Entretien avec Mohamed Laroussi
Réputé pour ses jeux de mots, cette fois-ci, l’auteur n’a pas besoin de mots pour jauger sa capacité à jongler avec les expressions. Sa dernière œuvre « Dar Mima », un roman-récit considéré comme exceptionnel pour Mohamed Laroussi qui redonne vie à tout ce qui s’est passé entre les murs d’un foyer, d’une grande maison, d’une famille nombreuse …
Paru aux éditions ONZE, le livre relate une partie de la vie de l’auteur, l’histoire de ses parents et des souvenirs émouvants qui ont marqué son enfance et sa jeunesse. En outre, et en tant que membre de « Commission du Fonds d’aide à la production des œuvres cinématographiques », notre chroniqueur nous livre ses points de vue sur la production ‘’Télé’’, ‘’ciné’’ et la Pub, qui, franchement, laissent toujours à désirer.
Explicatioins.
Entretien réalisé par Abdeslam Khatib
- Relatant les péripéties de « Dar Mima », Est-ce que la personnalité de ta chère maman était un élément d’inspiration pour que cette œuvre ait un succès palpitant ?
C’est sûr, mais elle n’est pas la seule. D’ailleurs, quand j’ai commencé à écrire cet ouvrage, c’est mon père, paix à son âme, qui m’est venu à l’esprit, et c’est d’abord avec son histoire, son enfance et son parcours, que le livre démarre. Ce n’est pas moi qui l’ai décidé, mais c’est arrivé très spontanément. En fin de compte, quand je réfléchis, il était tout à fait normal que ce soit papa qui « ouvre le bal », car, jusqu’à son décès, c’est lui qui a toujours été le patron de cette maison et de toute la famille.

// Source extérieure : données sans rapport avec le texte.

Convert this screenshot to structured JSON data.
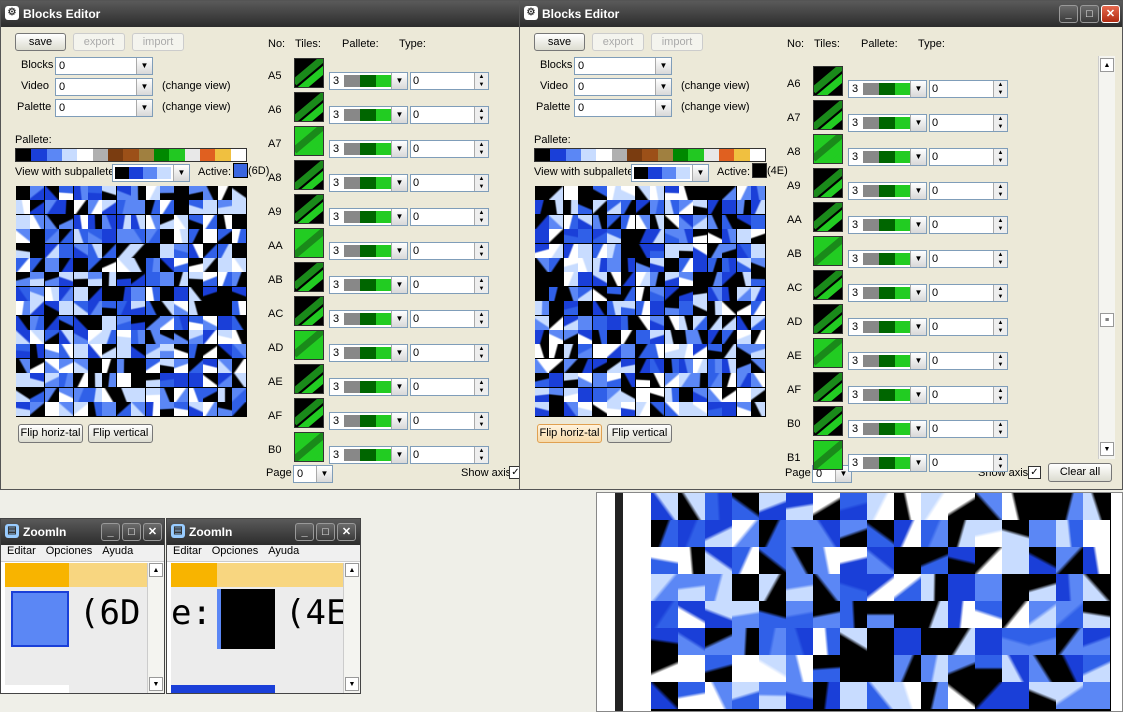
{
  "left_editor": {
    "title": "Blocks Editor",
    "buttons": {
      "save": "save",
      "export": "export",
      "import": "import"
    },
    "fields": {
      "blocks_label": "Blocks",
      "blocks_value": "0",
      "video_label": "Video",
      "video_value": "0",
      "video_hint": "(change view)",
      "palette_label": "Palette",
      "palette_value": "0",
      "palette_hint": "(change view)"
    },
    "pallete_label": "Pallete:",
    "subpallete_label": "View with subpallete:",
    "active_label": "Active:",
    "active_value": "(6D)",
    "columns": {
      "no": "No:",
      "tiles": "Tiles:",
      "pallete": "Pallete:",
      "type": "Type:"
    },
    "rows": [
      {
        "no": "A5",
        "pal": "3",
        "type": "0"
      },
      {
        "no": "A6",
        "pal": "3",
        "type": "0"
      },
      {
        "no": "A7",
        "pal": "3",
        "type": "0"
      },
      {
        "no": "A8",
        "pal": "3",
        "type": "0"
      },
      {
        "no": "A9",
        "pal": "3",
        "type": "0"
      },
      {
        "no": "AA",
        "pal": "3",
        "type": "0"
      },
      {
        "no": "AB",
        "pal": "3",
        "type": "0"
      },
      {
        "no": "AC",
        "pal": "3",
        "type": "0"
      },
      {
        "no": "AD",
        "pal": "3",
        "type": "0"
      },
      {
        "no": "AE",
        "pal": "3",
        "type": "0"
      },
      {
        "no": "AF",
        "pal": "3",
        "type": "0"
      },
      {
        "no": "B0",
        "pal": "3",
        "type": "0"
      }
    ],
    "flip_h": "Flip horiz-tal",
    "flip_v": "Flip vertical",
    "page_label": "Page",
    "page_value": "0",
    "show_axis": "Show axis"
  },
  "right_editor": {
    "title": "Blocks Editor",
    "buttons": {
      "save": "save",
      "export": "export",
      "import": "import"
    },
    "fields": {
      "blocks_label": "Blocks",
      "blocks_value": "0",
      "video_label": "Video",
      "video_value": "0",
      "video_hint": "(change view)",
      "palette_label": "Palette",
      "palette_value": "0",
      "palette_hint": "(change view)"
    },
    "pallete_label": "Pallete:",
    "subpallete_label": "View with subpallete:",
    "active_label": "Active:",
    "active_value": "(4E)",
    "columns": {
      "no": "No:",
      "tiles": "Tiles:",
      "pallete": "Pallete:",
      "type": "Type:"
    },
    "rows": [
      {
        "no": "A6",
        "pal": "3",
        "type": "0"
      },
      {
        "no": "A7",
        "pal": "3",
        "type": "0"
      },
      {
        "no": "A8",
        "pal": "3",
        "type": "0"
      },
      {
        "no": "A9",
        "pal": "3",
        "type": "0"
      },
      {
        "no": "AA",
        "pal": "3",
        "type": "0"
      },
      {
        "no": "AB",
        "pal": "3",
        "type": "0"
      },
      {
        "no": "AC",
        "pal": "3",
        "type": "0"
      },
      {
        "no": "AD",
        "pal": "3",
        "type": "0"
      },
      {
        "no": "AE",
        "pal": "3",
        "type": "0"
      },
      {
        "no": "AF",
        "pal": "3",
        "type": "0"
      },
      {
        "no": "B0",
        "pal": "3",
        "type": "0"
      },
      {
        "no": "B1",
        "pal": "3",
        "type": "0"
      }
    ],
    "flip_h": "Flip horiz-tal",
    "flip_v": "Flip vertical",
    "page_label": "Page",
    "page_value": "0",
    "show_axis": "Show axis",
    "clear_all": "Clear all"
  },
  "palette_colors": [
    "#000000",
    "#1a3fd8",
    "#5b87f5",
    "#c8dcff",
    "#ffffff",
    "#b0b0b0",
    "#7a3c10",
    "#9c5018",
    "#a08040",
    "#008800",
    "#22c822",
    "#e8e8e8",
    "#e06020",
    "#f0c040",
    "#ffffff"
  ],
  "zoom_left": {
    "title": "ZoomIn",
    "menu": [
      "Editar",
      "Opciones",
      "Ayuda"
    ],
    "text": "(6D."
  },
  "zoom_right": {
    "title": "ZoomIn",
    "menu": [
      "Editar",
      "Opciones",
      "Ayuda"
    ],
    "text_left": "e:",
    "text_right": "(4E"
  }
}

Comme je le raconte dans le préambule de mon livre, ce projet d’écriture en hommage à ma famille et à mes parents, je le porte en moi depuis la mort de mon père, il y a près de 30 ans. Justement, le premier projet que je devais écrire, après le décès de mon père, à la fin de l’année 92, devait avoir comme titre « Dar Ba Sidi », parce que c’est comme cela que tout le monde appelait la maison familiale.
Ceci étant précisé, je dois reconnaître que c’est le décès de ma défunte mère qui a été l’élément déclencheur de la décision d’écrire « Dar Mima », que j’ai entamé moins d’un mois après sa disparition. Et tout naturellement, sa présence dans cet ouvrage est conséquente, eu égard à l’affection particulière que je lui portais et qu’elle me portait.
- Peut-on s’attendre à des nouveautés du même genre avec des anecdotes vécues, ou allez-vous vous lancer dans un autre style d’écriture ?
Pour l’instant, je ne le pense pas, pour plusieurs raisons, dont la principale c’est que cette œuvre m’a littéralement marqué et me marquera à vie. Même si l’écriture de ce livre a été une vraie thérapie pour moi – car après le décès de ma mère, j’ai été au bord de la dépression – c’était très fatigant, physiquement et intellectuellement.
Peut-être, plus tard, j’écrirai la suite de ce livre dans lequel je raconterais d’autres anecdotes familiales. Et il y en a tellement …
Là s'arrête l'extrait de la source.